So will mal die Sophie mal wieder was nach oben schieben
Wahr heute mal wieder ne runde drehen, am Ende waren es:

Distanz: 43,21 km
Zeit: 2Std. 21min.
Durchschnitt: 18,5 km/h
Höhenmeter: 459 hm

Leider muß ich nächste Woche viel arbeiten, denke das ich wieder am Fr fahren werde.
Meld dich mal wenn du am Freitag hast cem_t


Gruß Marc


----------



## TaT-2-Junkie (3. September 2011)

So nachdem meine Schulter langsam wieder für Mountainbiken zu gebrauchen ist, sind wir gestern zwar nicht rauf auf die Sophienhöhe aber drumherum mit einen kleinen Abstecher durch die Trampelpfade am Fuße der Sophienhöhe...diesmal aber andersherum als sonst, was ein absolutes neues Gefühl auf bekannte Wege gegeben hat...

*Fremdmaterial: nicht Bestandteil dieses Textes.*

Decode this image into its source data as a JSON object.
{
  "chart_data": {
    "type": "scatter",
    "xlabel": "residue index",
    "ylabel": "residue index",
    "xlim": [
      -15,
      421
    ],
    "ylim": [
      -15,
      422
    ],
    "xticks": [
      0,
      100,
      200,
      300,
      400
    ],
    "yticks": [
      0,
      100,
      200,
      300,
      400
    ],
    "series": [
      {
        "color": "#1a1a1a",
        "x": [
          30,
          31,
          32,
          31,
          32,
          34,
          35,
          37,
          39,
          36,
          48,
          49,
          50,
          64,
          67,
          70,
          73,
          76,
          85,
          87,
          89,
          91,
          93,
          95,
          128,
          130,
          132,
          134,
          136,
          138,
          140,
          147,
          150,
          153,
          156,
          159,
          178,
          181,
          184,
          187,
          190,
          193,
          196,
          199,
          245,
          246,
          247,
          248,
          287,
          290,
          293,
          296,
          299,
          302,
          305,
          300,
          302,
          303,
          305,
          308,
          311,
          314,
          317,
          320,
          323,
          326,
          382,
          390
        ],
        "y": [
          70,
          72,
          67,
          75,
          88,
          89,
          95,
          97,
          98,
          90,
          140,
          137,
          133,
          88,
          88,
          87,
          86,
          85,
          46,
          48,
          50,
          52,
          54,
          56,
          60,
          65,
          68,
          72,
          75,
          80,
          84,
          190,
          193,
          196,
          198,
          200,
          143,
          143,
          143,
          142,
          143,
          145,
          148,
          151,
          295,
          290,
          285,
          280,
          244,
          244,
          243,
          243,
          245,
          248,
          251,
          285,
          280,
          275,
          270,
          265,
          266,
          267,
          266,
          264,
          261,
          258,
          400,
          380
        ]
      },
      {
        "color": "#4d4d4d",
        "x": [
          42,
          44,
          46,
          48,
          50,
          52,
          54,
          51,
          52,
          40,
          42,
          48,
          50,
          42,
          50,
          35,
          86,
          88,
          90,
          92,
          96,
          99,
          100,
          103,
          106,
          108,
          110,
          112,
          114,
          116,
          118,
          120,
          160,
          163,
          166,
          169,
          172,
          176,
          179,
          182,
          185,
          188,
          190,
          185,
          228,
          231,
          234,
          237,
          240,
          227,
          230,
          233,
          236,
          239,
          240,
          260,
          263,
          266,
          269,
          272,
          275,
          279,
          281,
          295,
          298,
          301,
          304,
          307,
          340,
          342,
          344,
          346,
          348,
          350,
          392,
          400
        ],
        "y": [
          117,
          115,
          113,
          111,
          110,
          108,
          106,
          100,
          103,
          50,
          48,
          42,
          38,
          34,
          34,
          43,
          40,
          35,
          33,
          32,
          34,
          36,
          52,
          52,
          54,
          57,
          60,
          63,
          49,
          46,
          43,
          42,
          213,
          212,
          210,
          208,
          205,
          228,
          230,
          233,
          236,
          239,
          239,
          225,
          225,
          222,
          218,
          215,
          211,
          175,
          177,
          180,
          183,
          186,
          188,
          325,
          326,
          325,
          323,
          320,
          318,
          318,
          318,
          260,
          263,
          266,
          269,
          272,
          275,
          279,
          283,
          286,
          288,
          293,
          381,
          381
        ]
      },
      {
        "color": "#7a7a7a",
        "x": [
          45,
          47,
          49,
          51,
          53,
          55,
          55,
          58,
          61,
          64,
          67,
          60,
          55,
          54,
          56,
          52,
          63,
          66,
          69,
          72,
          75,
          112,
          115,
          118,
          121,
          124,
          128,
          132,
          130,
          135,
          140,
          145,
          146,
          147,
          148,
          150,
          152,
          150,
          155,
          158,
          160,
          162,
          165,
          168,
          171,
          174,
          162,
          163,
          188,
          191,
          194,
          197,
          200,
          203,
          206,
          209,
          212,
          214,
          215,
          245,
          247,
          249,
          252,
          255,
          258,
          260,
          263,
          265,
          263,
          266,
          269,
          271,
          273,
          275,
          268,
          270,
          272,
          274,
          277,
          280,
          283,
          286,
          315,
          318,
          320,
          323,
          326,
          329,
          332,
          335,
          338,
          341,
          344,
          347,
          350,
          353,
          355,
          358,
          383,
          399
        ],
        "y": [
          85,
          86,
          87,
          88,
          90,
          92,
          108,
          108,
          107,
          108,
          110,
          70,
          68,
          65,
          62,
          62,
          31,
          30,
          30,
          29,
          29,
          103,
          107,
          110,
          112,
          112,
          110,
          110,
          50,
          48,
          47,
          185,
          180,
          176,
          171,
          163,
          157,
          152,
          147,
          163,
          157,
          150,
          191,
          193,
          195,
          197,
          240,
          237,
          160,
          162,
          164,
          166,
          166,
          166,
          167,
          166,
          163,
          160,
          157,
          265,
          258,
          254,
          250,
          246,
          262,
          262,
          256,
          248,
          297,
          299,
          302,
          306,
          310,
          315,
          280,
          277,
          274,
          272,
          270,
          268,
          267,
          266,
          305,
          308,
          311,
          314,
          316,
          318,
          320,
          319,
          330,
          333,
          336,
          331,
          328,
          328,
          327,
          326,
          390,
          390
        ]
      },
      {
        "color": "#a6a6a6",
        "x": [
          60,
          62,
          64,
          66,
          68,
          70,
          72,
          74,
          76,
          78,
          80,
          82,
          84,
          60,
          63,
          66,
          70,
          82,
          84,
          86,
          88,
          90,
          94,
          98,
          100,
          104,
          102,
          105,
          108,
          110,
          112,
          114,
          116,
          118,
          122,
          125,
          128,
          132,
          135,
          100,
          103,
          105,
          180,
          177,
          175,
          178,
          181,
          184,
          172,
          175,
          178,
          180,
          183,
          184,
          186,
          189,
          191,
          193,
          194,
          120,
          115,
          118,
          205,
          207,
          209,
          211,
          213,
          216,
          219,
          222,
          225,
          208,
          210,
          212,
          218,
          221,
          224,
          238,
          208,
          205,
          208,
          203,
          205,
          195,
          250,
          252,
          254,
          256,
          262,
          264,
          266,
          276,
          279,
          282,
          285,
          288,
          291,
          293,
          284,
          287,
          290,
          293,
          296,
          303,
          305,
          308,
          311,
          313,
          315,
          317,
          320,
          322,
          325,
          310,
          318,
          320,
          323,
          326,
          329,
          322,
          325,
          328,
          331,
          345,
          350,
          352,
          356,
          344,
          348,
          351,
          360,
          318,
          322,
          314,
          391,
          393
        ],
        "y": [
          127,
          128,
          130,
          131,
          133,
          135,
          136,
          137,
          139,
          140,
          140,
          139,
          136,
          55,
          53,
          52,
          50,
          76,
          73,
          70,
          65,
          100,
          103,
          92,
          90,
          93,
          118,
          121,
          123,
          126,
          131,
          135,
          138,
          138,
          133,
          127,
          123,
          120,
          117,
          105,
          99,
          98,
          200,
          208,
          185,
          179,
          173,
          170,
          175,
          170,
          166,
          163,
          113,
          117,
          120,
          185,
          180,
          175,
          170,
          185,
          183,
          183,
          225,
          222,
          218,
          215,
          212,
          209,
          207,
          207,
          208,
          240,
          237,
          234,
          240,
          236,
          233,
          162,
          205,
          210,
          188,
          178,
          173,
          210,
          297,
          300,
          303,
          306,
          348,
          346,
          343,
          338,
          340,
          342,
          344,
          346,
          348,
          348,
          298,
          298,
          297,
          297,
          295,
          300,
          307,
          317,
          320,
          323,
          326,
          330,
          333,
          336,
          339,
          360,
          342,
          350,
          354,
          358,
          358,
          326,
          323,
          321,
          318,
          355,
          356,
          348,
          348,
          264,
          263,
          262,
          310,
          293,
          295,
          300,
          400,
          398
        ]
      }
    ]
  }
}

ausserdem haben wir dies direkt mal mit unserer ersten Nacht/Dunkeltour verbunden.

Am Schluss waren es dann:

Distanz: 38,2 km
Zeit: 2Std. 13min.
Durchschnitt: 17,6 km/h
Höhenmeter: 96 hm


----------



## TaT-2-Junkie (15. September 2011)

Heute morgen ging es bei bestem Wetter endlich mal wieder die Sophienhöhe hoch. Haben sogar die perfekte Abfahrt vom Römerturm bis nach unten gefunden...eine Abfahrt an einem Stück. Werden die nächste Woche aber nochmal mit Schüppe bewaffnet hinfahren, da die letzten 50m noch nicht fahrbar sind 

Am Ende waren es dann:

Distanz: 42,1 km
Zeit: 2Std. 44min.
Durchschnitt: 15,4 km/h
Höhenmeter: 374 hm

War Super


----------



## TaT-2-Junkie (17. September 2011)

Gestern wurde nochmal (bis auf das letzte Stück) die neue Abfahrt gerockt...die macht echt höllenspaß 

Gestern waren es am Ende:

Distanz: 40,9 km
Zeit: 2Std. 58min.
Durchschnitt: 13,8 km/h
Höhenmeter: 382 hm


----------



## TaT-2-Junkie (22. September 2011)

Heute mit Klappspaten und Astschere hoch auf die Sophienhöhe und zack eine andere Route gefunden die Astrein von oben nach unten geht 

Distanz: 40,25 km
Zeit: 2Std. 13min.
Durchschnitt: 18,1 km/h
Höhenmeter: 340 hm


----------



## MTB-News.de




----------



## 2_Danger (22. September 2011)

TaT-2-Junkie schrieb:


> Heute mit Klappspaten und Astschere hoch auf die Sophienhöhe und zack eine andere Route gefunden die Astrein von oben nach unten geht
> 
> Distanz: 40,25 km
> Zeit: 2Std. 13min.
> ...



Hoffentlich sieht das RWE Power genauso !


----------



## TaT-2-Junkie (22. September 2011)

Da wir nichts "verändert" haben gibt es da auch nichts zu meckern  nutzen nur vorhandene Wege


----------



## marc1981 (23. September 2011)

Hi

Wo ist da der Weg?
Müssen wir mal zusammen fahren.


GRuß MArc


----------



## 2_Danger (24. September 2011)

gibt es evtl einen GPS Track davon?


----------



## TaT-2-Junkie (24. September 2011)

Wenn wir nächste mal fahren, werde ich den mal aufzeichnen...die Datei die ich jetzt habe geht viel zu sehr hin und her...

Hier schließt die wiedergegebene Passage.